One of the most difficult complaints to deal with is that enquiries were unnecessarily prolonged. Customers may feel that the intervention was badly handled and unduly prolonged due to the investigator’s incompetence, prejudice, or determination to “get something” out of the case.

The figures submitted might well have been discredited, and if initially we rejected the customer’s revised figures but later accepted them without new evidence being provided, a complaint might be justified. If we had accepted the revised figures as soon as any mistake in our assumptions was pointed out, or if the basis of our figures was defensible in the light of the information available at the time, it is unlikely that there would be a mistake. But the longer we persist with our alternative figures the more likely it is that a complaint will be justified, and we would need to consider reimbursement of the additional actual costs to the customer, beyond the point at which the case should have been settled.

Examples

  • A compliance check into a limited company was unnecessarily prolonged because:
  • third party information was not tested at a meeting when it should have been
  • irrelevant or inappropriate remarks were made at a meeting which deflected both sides from the main issues
  • a clear complaint letter was completely ignored for three months and not addressed fully for 18 months.
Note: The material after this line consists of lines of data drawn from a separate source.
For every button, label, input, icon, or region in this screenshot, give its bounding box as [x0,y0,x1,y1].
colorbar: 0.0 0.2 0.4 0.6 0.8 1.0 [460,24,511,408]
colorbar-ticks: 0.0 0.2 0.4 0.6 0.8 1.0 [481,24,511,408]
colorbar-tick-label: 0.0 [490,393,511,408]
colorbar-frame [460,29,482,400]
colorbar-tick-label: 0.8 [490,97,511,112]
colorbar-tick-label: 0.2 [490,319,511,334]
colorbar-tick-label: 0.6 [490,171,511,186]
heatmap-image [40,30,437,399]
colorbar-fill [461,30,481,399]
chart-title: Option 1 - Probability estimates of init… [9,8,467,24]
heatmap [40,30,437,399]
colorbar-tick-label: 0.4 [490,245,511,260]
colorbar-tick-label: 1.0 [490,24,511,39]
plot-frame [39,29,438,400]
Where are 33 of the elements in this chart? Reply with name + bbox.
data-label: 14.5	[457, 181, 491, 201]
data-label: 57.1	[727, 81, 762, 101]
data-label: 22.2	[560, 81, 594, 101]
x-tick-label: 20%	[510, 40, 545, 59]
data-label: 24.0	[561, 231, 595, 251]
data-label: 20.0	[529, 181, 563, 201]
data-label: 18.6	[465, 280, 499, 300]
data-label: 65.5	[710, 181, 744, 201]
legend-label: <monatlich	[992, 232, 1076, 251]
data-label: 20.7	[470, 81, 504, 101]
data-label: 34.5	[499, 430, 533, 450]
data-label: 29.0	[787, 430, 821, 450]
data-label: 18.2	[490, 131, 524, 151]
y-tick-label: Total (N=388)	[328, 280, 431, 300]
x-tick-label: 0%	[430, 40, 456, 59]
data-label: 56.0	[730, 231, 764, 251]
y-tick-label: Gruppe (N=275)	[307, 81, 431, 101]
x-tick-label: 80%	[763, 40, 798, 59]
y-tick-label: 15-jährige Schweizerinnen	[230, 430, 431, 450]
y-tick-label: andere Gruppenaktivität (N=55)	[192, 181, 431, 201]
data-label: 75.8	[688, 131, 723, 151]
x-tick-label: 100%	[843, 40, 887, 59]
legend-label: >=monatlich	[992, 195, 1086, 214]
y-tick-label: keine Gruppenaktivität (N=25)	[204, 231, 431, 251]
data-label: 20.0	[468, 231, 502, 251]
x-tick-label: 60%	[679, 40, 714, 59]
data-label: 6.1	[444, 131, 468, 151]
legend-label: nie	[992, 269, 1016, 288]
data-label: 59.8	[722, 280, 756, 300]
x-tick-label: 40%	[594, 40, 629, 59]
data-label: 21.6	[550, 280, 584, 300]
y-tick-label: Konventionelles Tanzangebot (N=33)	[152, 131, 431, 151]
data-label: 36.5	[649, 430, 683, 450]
We accepted mistake and reimbursed a proportion of the associated costs incurred.

  • We started a compliance check into a limited company, as the rate of gross profit was lower than expected and because of doubts about the director’s means. The enquiries were eventually settled with no adjustments. The Adjudicator accepted that the enquiries were justified but found that the Inspector had been in possession of all the information necessary to close the case 18 months before he did so, but had prolonged it unnecessarily by pursuing trivial queries about the director’s household expenses. We accepted mistake and reimbursed the costs of the last 18 months of the investigation.
  • In giving advice to a caseworker, a specialist made a mistake in the calculation of the sterling value of foreign shares. The agent queried these figures and provided supporting evidence. There were several exchanges of correspondence before we finally agreed that the agent’s figures had been correct all along. We accepted mistake and reimbursed the additional costs incurred by the customer.